Neste texto, vou comentar brevemente o
artigo “As relações estreitas entre criacionismo, escravidão e racismo”, da
historiadora Luciana Brito. Ela é professora da Universidade Federal do
Recôncavo e também integra uma organização de mulheres chamada Rede de Mulheres
Negras da Bahia. Luciana começa falando sobre o mito da criação na cultura do
candomblé. Fala do papel de Yemanjá (deusa das águas), Obalatá (céu) e Oduduá
(terra). E então afirma: “Esse é um mito, um dos vários que explicam a ‘criação’
e servem unicamente para explicar a origem do mundo sob uma determinada
perspectiva religiosa. Mas e o criacionismo? Por que essa mitologia cristã que
explica a criação do mundo tem, cada vez mais, se deslocado do lugar de
metáfora para ser uma ideologia norteadora de governos conservadores,
orientando políticas públicas, sobretudo na área da educação?”
Deixando de lado o aspecto político
da coisa, é bom, antes de mais nada, lembrar uma das definições de criacionismo:
estrutura/modelo
conceitual que adota para o estudo da natureza a possibilidade da existência de
um Criador. A vida teria sido criada inicialmente complexa, completa e
funcional, em tipos básicos de seres vivos dotados do aporte necessário para
sofrer diversificação limitada ao longo do tempo. Existem três principais
ramificações distintas dentro do criacionismo: a religiosa, a bíblica e a
científica. O criacionismo científico parte da pesquisa científica, no
sentido de identificar evidências de design
intencional na natureza – mais ou menos como fazem os investigadores criminais,
que lidam com pistas em busca do culpado. Portanto, criacionismo nada tem que
ver com mitos de criação ancestrais.
A Dra. Luciana Brito sustenta em seu
artigo que “teorias como o criacionismo desde sempre foram utilizadas para
justificar projetos políticos de organização da sociedade. Nos Estados Unidos
do início do século 19, por exemplo, teorias criacionistas estavam de ‘mãos
dadas’ com as teses que defendiam a escravidão e a segregação racial”. Então
ela cita algumas pessoas que, de fato, defendiam ideias escravagistas, como Thomas
R. Dew, professor universitário da Virginia que acreditava que “negros tinham hábitos
e sentimentos de escravos, enquanto os brancos carregavam em si, naturalmente,
o comportamento de senhores”.
Segundo ela, “teses baseadas no Antigo
Testamento foram amplamente utilizadas para justificar a escravidão”. E cita
outro historiador: George Fredrickson, autor do livro The Black Image in the White Mind (A Imagem Negra na Mente Branca,
em tradução livre), que se vale da história de Cam (filho de Noé) para
discorrer sobre a maldição usada para justificar “o eterno estágio de submissão
e servidão à qual estariam submetidas as raças africanas”. (Neste texto há uma
explicação do porquê essa associação é falsa.)

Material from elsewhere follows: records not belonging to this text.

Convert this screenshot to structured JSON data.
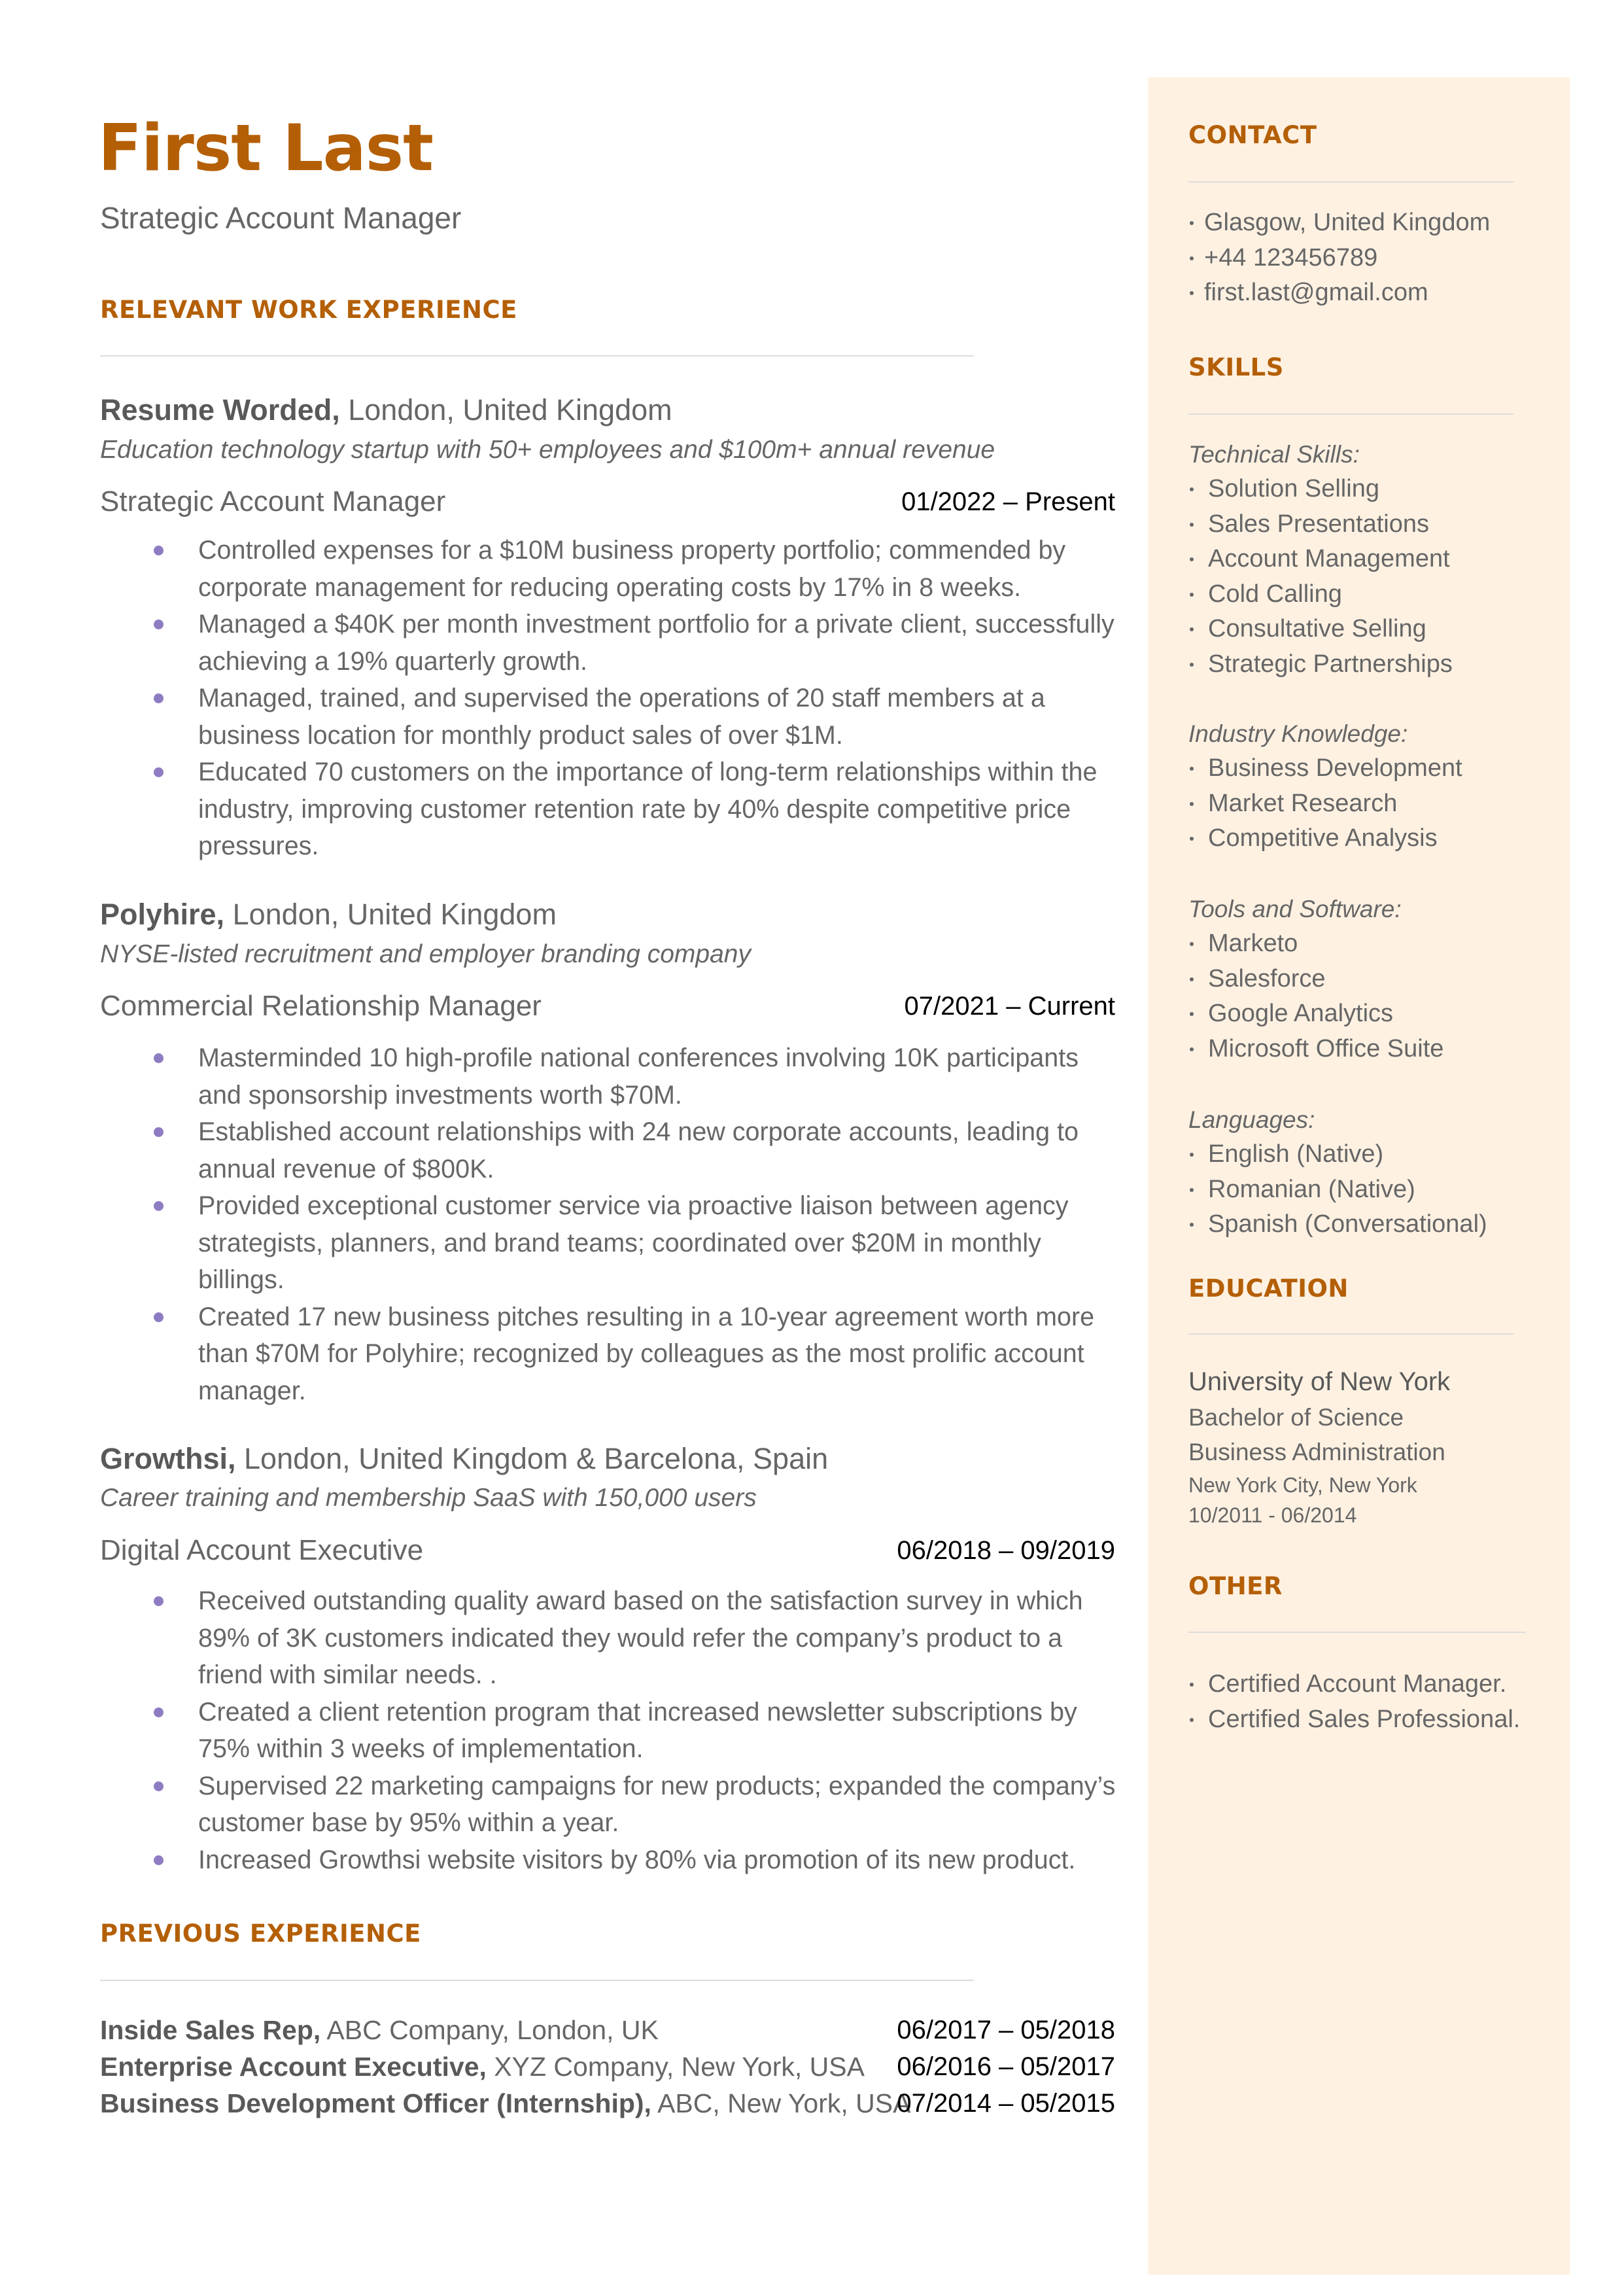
{
  "header": {
    "name": "First Last",
    "title": "Strategic Account Manager"
  },
  "colors": {
    "accent": "#B45F06",
    "bullet": "#8E7CC3",
    "sidebar_bg": "#FEF1E2",
    "text": "#666666"
  },
  "relevant_experience": {
    "heading": "RELEVANT WORK EXPERIENCE",
    "jobs": [
      {
        "company": "Resume Worded,",
        "location": " London, United Kingdom",
        "description": "Education technology startup with 50+ employees and $100m+ annual revenue",
        "role": "Strategic Account Manager",
        "dates": "01/2022 – Present",
        "bullets": [
          "Controlled expenses for a $10M business property portfolio; commended by corporate management for reducing operating costs by 17% in 8 weeks.",
          "Managed a $40K per month investment portfolio for a private client, successfully achieving a 19% quarterly growth.",
          "Managed, trained, and supervised the operations of 20 staff members at a business location for monthly product sales of over $1M.",
          "Educated 70 customers on the importance of long-term relationships within the industry, improving customer retention rate by 40% despite competitive price pressures."
        ]
      },
      {
        "company": "Polyhire,",
        "location": " London, United Kingdom",
        "description": "NYSE-listed recruitment and employer branding company",
        "role": "Commercial Relationship Manager",
        "dates": "07/2021 – Current",
        "bullets": [
          "Masterminded 10 high-profile national conferences involving 10K participants and sponsorship investments worth $70M.",
          "Established account relationships with 24 new corporate accounts, leading to annual revenue of $800K.",
          "Provided exceptional customer service via proactive liaison between agency strategists, planners, and brand teams; coordinated over $20M in monthly billings.",
          "Created 17 new business pitches resulting in a 10-year agreement worth more than $70M for Polyhire; recognized by colleagues as the most prolific account manager."
        ]
      },
      {
        "company": "Growthsi,",
        "location": " London, United Kingdom & Barcelona, Spain",
        "description": "Career training and membership SaaS with 150,000 users",
        "role": "Digital Account Executive",
        "dates": "06/2018 – 09/2019",
        "bullets": [
          "Received outstanding quality award based on the satisfaction survey in which 89% of 3K customers indicated they would refer the company’s product to a friend with similar needs. .",
          "Created a client retention program that increased newsletter subscriptions by 75% within 3 weeks of implementation.",
          "Supervised 22 marketing campaigns for new products; expanded the company’s customer base by 95%  within a year.",
          "Increased Growthsi website visitors by 80% via promotion of its new product."
        ]
      }
    ]
  },
  "previous_experience": {
    "heading": "PREVIOUS EXPERIENCE",
    "rows": [
      {
        "title": "Inside Sales Rep,",
        "details": " ABC Company, London, UK",
        "dates": "06/2017 – 05/2018"
      },
      {
        "title": "Enterprise Account Executive,",
        "details": " XYZ Company, New York, USA",
        "dates": "06/2016 – 05/2017"
      },
      {
        "title": "Business Development Officer (Internship),",
        "details": " ABC, New York, USA",
        "dates": "07/2014 – 05/2015"
      }
    ]
  },
  "sidebar": {
    "contact": {
      "heading": "CONTACT",
      "items": [
        "Glasgow, United Kingdom",
        "+44 123456789",
        "first.last@gmail.com"
      ]
    },
    "skills": {
      "heading": "SKILLS",
      "groups": [
        {
          "label": "Technical Skills:",
          "items": [
            "Solution Selling",
            "Sales Presentations",
            "Account Management",
            "Cold Calling",
            "Consultative Selling",
            "Strategic Partnerships"
          ]
        },
        {
          "label": "Industry Knowledge:",
          "items": [
            "Business Development",
            "Market Research",
            "Competitive Analysis"
          ]
        },
        {
          "label": "Tools and Software:",
          "items": [
            "Marketo",
            "Salesforce",
            "Google Analytics",
            "Microsoft Office Suite"
          ]
        },
        {
          "label": "Languages:",
          "items": [
            "English (Native)",
            "Romanian (Native)",
            "Spanish (Conversational)"
          ]
        }
      ]
    },
    "education": {
      "heading": "EDUCATION",
      "school": "University of New York",
      "degree": "Bachelor of Science",
      "field": "Business Administration",
      "location": "New York City, New York",
      "dates": "10/2011 - 06/2014"
    },
    "other": {
      "heading": "OTHER",
      "items": [
        "Certified Account Manager.",
        "Certified Sales Professional."
      ]
    }
  }
}
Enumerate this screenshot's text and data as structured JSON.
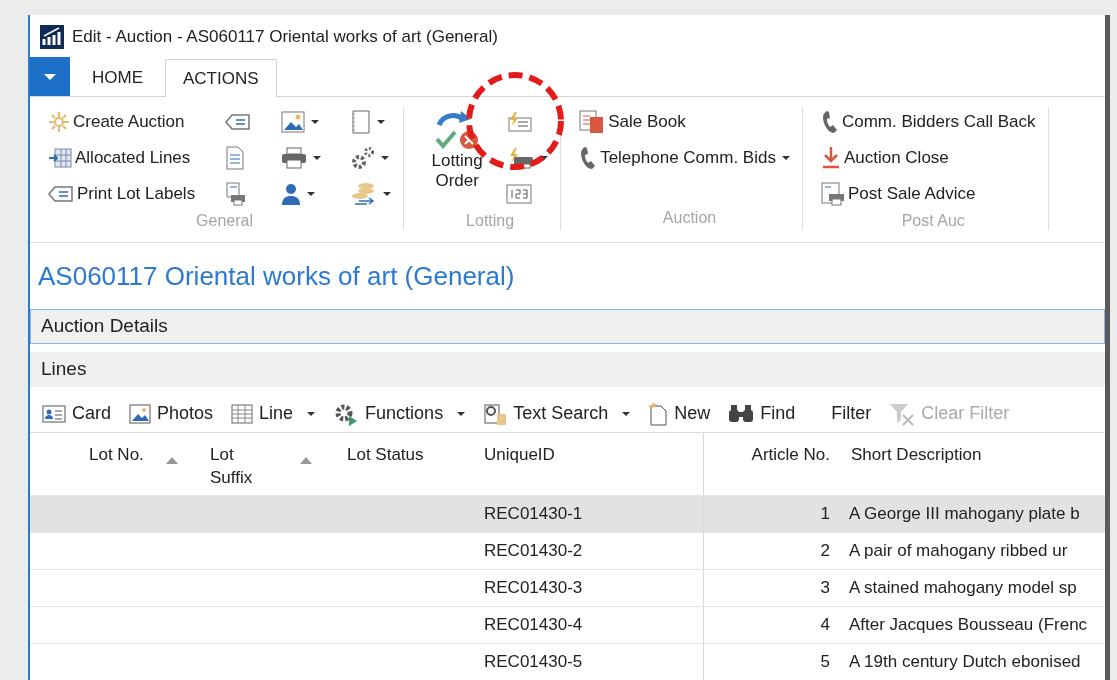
{
  "window": {
    "title": "Edit - Auction - AS060117 Oriental works of art (General)"
  },
  "tabs": [
    {
      "label": "HOME",
      "selected": false
    },
    {
      "label": "ACTIONS",
      "selected": true
    }
  ],
  "ribbon": {
    "groups": [
      {
        "label": "General",
        "columns": [
          {
            "items": [
              {
                "label": "Create Auction"
              },
              {
                "label": "Allocated Lines"
              },
              {
                "label": "Print Lot Labels"
              }
            ]
          },
          {
            "items": [
              {
                "dropdown": false
              },
              {
                "dropdown": false
              },
              {
                "dropdown": false
              }
            ]
          },
          {
            "items": [
              {
                "dropdown": true
              },
              {
                "dropdown": true
              },
              {
                "dropdown": true
              }
            ]
          },
          {
            "items": [
              {
                "dropdown": true
              },
              {
                "dropdown": true
              },
              {
                "dropdown": true
              }
            ]
          }
        ]
      },
      {
        "label": "Lotting",
        "columns": [
          {
            "items": [
              {
                "kind": "large",
                "label": "Lotting Order"
              }
            ]
          },
          {
            "items": [
              {
                "dropdown": false
              },
              {
                "dropdown": true
              },
              {
                "dropdown": false
              }
            ]
          }
        ]
      },
      {
        "label": "Auction",
        "columns": [
          {
            "items": [
              {
                "label": "Sale Book"
              },
              {
                "label": "Telephone Comm. Bids",
                "dropdown": true
              }
            ]
          }
        ]
      },
      {
        "label": "Post Auc",
        "columns": [
          {
            "items": [
              {
                "label": "Comm. Bidders Call Back"
              },
              {
                "label": "Auction Close"
              },
              {
                "label": "Post Sale Advice"
              }
            ]
          }
        ]
      }
    ]
  },
  "page_title": "AS060117 Oriental works of art (General)",
  "sections": [
    {
      "label": "Auction Details",
      "focused": true
    },
    {
      "label": "Lines",
      "focused": false
    }
  ],
  "toolbar": [
    {
      "label": "Card",
      "dropdown": false,
      "disabled": false
    },
    {
      "label": "Photos",
      "dropdown": false,
      "disabled": false
    },
    {
      "label": "Line",
      "dropdown": true,
      "disabled": false
    },
    {
      "label": "Functions",
      "dropdown": true,
      "disabled": false
    },
    {
      "label": "Text Search",
      "dropdown": true,
      "disabled": false
    },
    {
      "label": "New",
      "dropdown": false,
      "disabled": false
    },
    {
      "label": "Find",
      "dropdown": false,
      "disabled": false
    },
    {
      "kind": "text",
      "label": "Filter",
      "dropdown": false,
      "disabled": false
    },
    {
      "label": "Clear Filter",
      "dropdown": false,
      "disabled": true
    }
  ],
  "table": {
    "columns": [
      {
        "label": "Lot No.",
        "sorted": true
      },
      {
        "label": "Lot\nSuffix",
        "sorted": true
      },
      {
        "label": "Lot Status"
      },
      {
        "label": "UniqueID"
      },
      {
        "label": "Article No."
      },
      {
        "label": "Short Description"
      }
    ],
    "rows": [
      {
        "unique_id": "REC01430-1",
        "article_no": "1",
        "short_description": "A George III mahogany plate b",
        "selected": true
      },
      {
        "unique_id": "REC01430-2",
        "article_no": "2",
        "short_description": "A pair of mahogany ribbed ur",
        "selected": false
      },
      {
        "unique_id": "REC01430-3",
        "article_no": "3",
        "short_description": "A stained mahogany model sp",
        "selected": false
      },
      {
        "unique_id": "REC01430-4",
        "article_no": "4",
        "short_description": "After Jacques Bousseau (Frenc",
        "selected": false
      },
      {
        "unique_id": "REC01430-5",
        "article_no": "5",
        "short_description": "A 19th century Dutch ebonised",
        "selected": false
      }
    ]
  }
}
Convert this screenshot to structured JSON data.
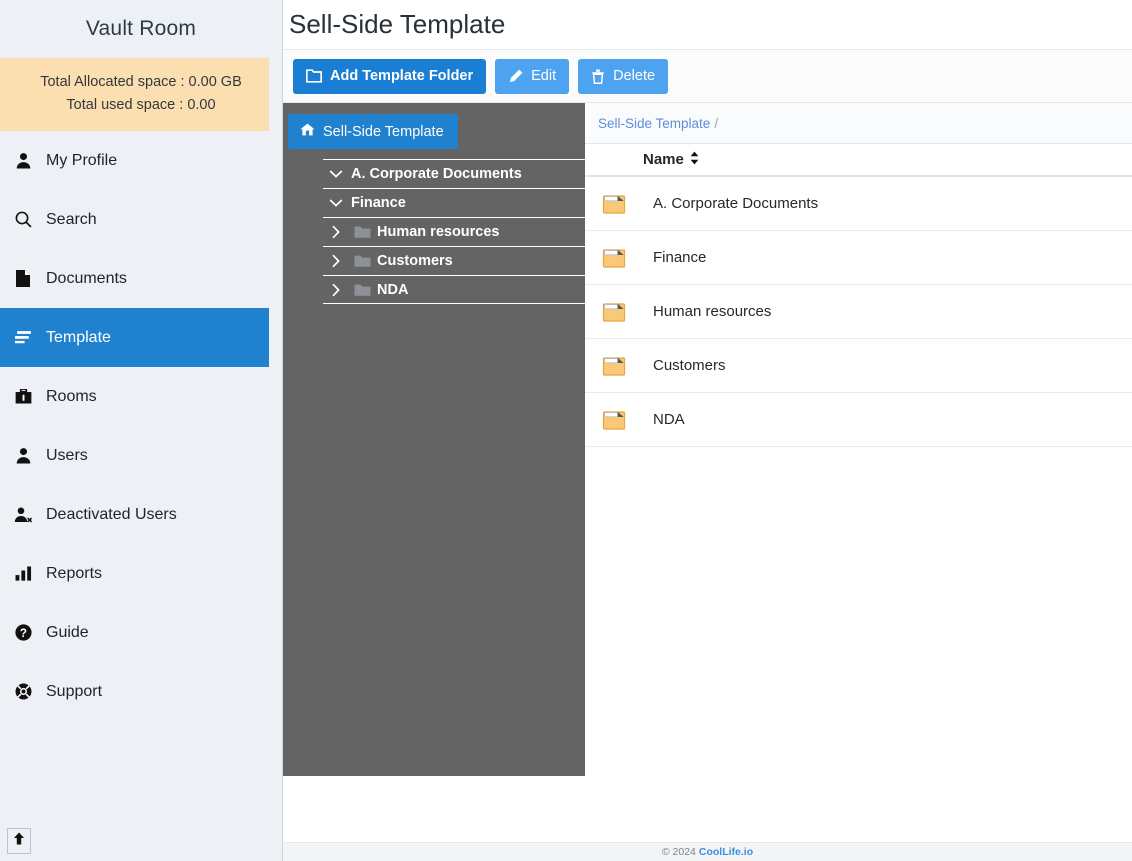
{
  "sidebar": {
    "brand": "Vault Room",
    "storage": {
      "allocated": "Total Allocated space : 0.00 GB",
      "used": "Total used space : 0.00"
    },
    "items": [
      {
        "label": "My Profile",
        "icon": "user-icon",
        "active": false
      },
      {
        "label": "Search",
        "icon": "search-icon",
        "active": false
      },
      {
        "label": "Documents",
        "icon": "document-icon",
        "active": false
      },
      {
        "label": "Template",
        "icon": "template-icon",
        "active": true
      },
      {
        "label": "Rooms",
        "icon": "briefcase-icon",
        "active": false
      },
      {
        "label": "Users",
        "icon": "user-icon",
        "active": false
      },
      {
        "label": "Deactivated Users",
        "icon": "user-times-icon",
        "active": false
      },
      {
        "label": "Reports",
        "icon": "bar-chart-icon",
        "active": false
      },
      {
        "label": "Guide",
        "icon": "question-circle-icon",
        "active": false
      },
      {
        "label": "Support",
        "icon": "life-ring-icon",
        "active": false
      }
    ],
    "scroll_top_icon": "arrow-up-icon"
  },
  "header": {
    "title": "Sell-Side Template"
  },
  "toolbar": {
    "add_folder_label": "Add Template Folder",
    "add_folder_icon": "folder-icon",
    "edit_label": "Edit",
    "edit_icon": "pencil-icon",
    "delete_label": "Delete",
    "delete_icon": "trash-icon"
  },
  "tree": {
    "root_label": "Sell-Side Template",
    "root_icon": "home-icon",
    "items": [
      {
        "label": "A. Corporate Documents",
        "expanded": true,
        "has_folder_icon": false,
        "chevron": "chevron-down-icon"
      },
      {
        "label": "Finance",
        "expanded": true,
        "has_folder_icon": false,
        "chevron": "chevron-down-icon"
      },
      {
        "label": "Human resources",
        "expanded": false,
        "has_folder_icon": true,
        "chevron": "chevron-right-icon"
      },
      {
        "label": "Customers",
        "expanded": false,
        "has_folder_icon": true,
        "chevron": "chevron-right-icon"
      },
      {
        "label": "NDA",
        "expanded": false,
        "has_folder_icon": true,
        "chevron": "chevron-right-icon"
      }
    ]
  },
  "files": {
    "breadcrumb": {
      "root": "Sell-Side Template",
      "separator": "/"
    },
    "column_header": "Name",
    "sort_icon": "sort-updown-icon",
    "rows": [
      {
        "name": "A. Corporate Documents",
        "icon": "folder-icon"
      },
      {
        "name": "Finance",
        "icon": "folder-icon"
      },
      {
        "name": "Human resources",
        "icon": "folder-icon"
      },
      {
        "name": "Customers",
        "icon": "folder-icon"
      },
      {
        "name": "NDA",
        "icon": "folder-icon"
      }
    ]
  },
  "footer": {
    "copyright": "© 2024",
    "brand": "CoolLife.io"
  },
  "colors": {
    "accent_blue": "#2082cf",
    "button_blue": "#1a7fd4",
    "button_light_blue": "#4da3ef",
    "sidebar_bg": "#edf1f5",
    "storage_bg": "#fcdfb0",
    "tree_bg": "#646464",
    "folder_orange": "#f9c978",
    "link_blue": "#5b8fd6"
  }
}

Logo, a Bíblia e o criacionismo nada
têm que ver com as ideias defendidas por Dew nem por Fredrickson.
Luciana diz também que “foi na década
de 1850 que um grupo de cientistas percebeu que havia outro caminho para
justificar a escravidão que não ferisse as escrituras bíblicas: o poligenismo”.
E lembra que o cientista Louis Agassiz “acreditava que existiam ‘zonas de
criação’, que haviam produzido, em partes do mundo distintas, quase ao mesmo
tempo, diferentes espécies. A raça branca, por exemplo, seria aquela mais
avançada, única que descendia de Adão e Eva. Agassiz afirmava que os negros,
por sua vez, haviam surgido de uma outra criação, que produziu uma raça
inferior, oriunda das regiões tropicais”.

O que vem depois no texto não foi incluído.